Grinex Ditutup Usai Serangan Siber, Aset USD 13,10 Juta Dilaporkan Hilang
Grinex, bursa kripto yang memiliki kaitan dengan Rusia dan berbasis di Kyrgystan, resmi menangguhkan operasinya setelah menjadi sasaran serangan siber. Insiden tersebut membuat aset senilai USD 13,10 juta dilaporkan raib dan langsung menambah tekanan terhadap platform yang sejak lama berada dalam pengawasan internasional.

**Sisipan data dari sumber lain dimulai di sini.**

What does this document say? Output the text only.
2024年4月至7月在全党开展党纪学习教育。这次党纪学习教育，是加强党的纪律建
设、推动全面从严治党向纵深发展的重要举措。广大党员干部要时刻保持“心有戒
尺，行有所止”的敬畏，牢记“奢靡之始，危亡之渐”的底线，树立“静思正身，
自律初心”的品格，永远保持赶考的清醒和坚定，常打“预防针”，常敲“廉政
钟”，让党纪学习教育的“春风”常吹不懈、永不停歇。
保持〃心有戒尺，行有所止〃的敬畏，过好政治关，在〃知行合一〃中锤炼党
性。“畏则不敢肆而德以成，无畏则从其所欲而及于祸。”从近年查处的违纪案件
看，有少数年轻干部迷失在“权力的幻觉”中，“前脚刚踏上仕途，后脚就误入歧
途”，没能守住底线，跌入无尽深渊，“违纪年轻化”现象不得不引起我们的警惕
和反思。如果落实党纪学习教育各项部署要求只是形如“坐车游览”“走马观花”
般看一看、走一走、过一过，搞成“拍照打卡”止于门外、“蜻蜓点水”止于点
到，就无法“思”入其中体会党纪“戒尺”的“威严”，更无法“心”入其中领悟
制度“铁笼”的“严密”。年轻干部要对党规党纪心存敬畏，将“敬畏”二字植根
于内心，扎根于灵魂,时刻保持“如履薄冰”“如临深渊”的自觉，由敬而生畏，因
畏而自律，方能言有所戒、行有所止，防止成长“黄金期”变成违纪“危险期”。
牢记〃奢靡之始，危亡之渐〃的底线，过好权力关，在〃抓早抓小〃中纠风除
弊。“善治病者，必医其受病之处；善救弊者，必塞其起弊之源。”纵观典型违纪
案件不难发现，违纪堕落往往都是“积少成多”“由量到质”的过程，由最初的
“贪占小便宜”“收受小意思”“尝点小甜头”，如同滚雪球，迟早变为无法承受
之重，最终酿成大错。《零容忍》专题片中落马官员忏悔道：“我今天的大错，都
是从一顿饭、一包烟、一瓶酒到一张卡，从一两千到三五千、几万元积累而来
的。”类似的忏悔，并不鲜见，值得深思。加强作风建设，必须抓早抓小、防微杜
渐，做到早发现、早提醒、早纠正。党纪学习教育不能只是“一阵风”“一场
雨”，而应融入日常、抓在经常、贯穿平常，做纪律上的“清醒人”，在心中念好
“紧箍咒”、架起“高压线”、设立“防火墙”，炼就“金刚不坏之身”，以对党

Serangan yang Memukul Operasional Bursa
Dalam keterangan yang disampaikan, Grinex menyebut serangan itu melibatkan penggunaan sumber daya dan teknologi pada level tinggi. Dari situ, muncul dugaan adanya keterlibatan entitas negara. Meski begitu, klaim bahwa badan intelijen asing dari negara-negara musuh ikut terlibat belum dapat diverifikasi. Pernyataan tersebut tetap menunjukkan bahwa serangan yang terjadi bukan insiden biasa, melainkan pukulan serius bagi kelangsungan operasional bursa.
Penangguhan ini pada praktiknya menghentikan layanan Grinex di tengah situasi yang sejak awal sudah sensitif. Bursa tersebut dikenal memiliki hubungan dengan Rusia dan disebut ikut membantu pelanggan menghindari sanksi melalui stablecoin berbasis rubel Rusia.
Sudah Tertekan Sanksi Barat
Nama Grinex sebenarnya bukan pemain baru dalam sorotan regulator dan otoritas Barat. Amerika Serikat, Inggris, dan Uni Eropa sebelumnya telah menjatuhkan sanksi terhadap platform ini, mempersempit ruang geraknya jauh sebelum serangan siber terjadi. Tekanan itu membuat posisi Grinex semakin lemah, terutama karena dugaan perannya dalam memfasilitasi transaksi yang berupaya lolos dari pembatasan ekonomi.
Di sisi lain, Rusia terus membangun infrastruktur kripto yang lebih canggih untuk mendukung perdagangan internasional setelah terputus dari sistem perbankan SWIFT internasional akibat sanksi Barat. Dalam konteks itulah, aset digital menjadi semakin strategis sekaligus rawan dipakai sebagai alat dalam pertarungan ekonomi dan geopolitik.
Kripto, Sanksi, dan Kerentanan Baru
Kasus Grinex memperlihatkan bahwa risiko di dunia kripto tidak berhenti pada naik-turunnya harga. Ancaman keamanan siber, tekanan regulasi, dan kepentingan geopolitik bisa datang bersamaan dan dalam waktu singkat mengubah arah sebuah platform. Bagi pengguna maupun investor, kejadian ini menjadi pengingat bahwa setiap transaksi kripto tetap menyimpan risiko yang harus dihitung dengan cermat.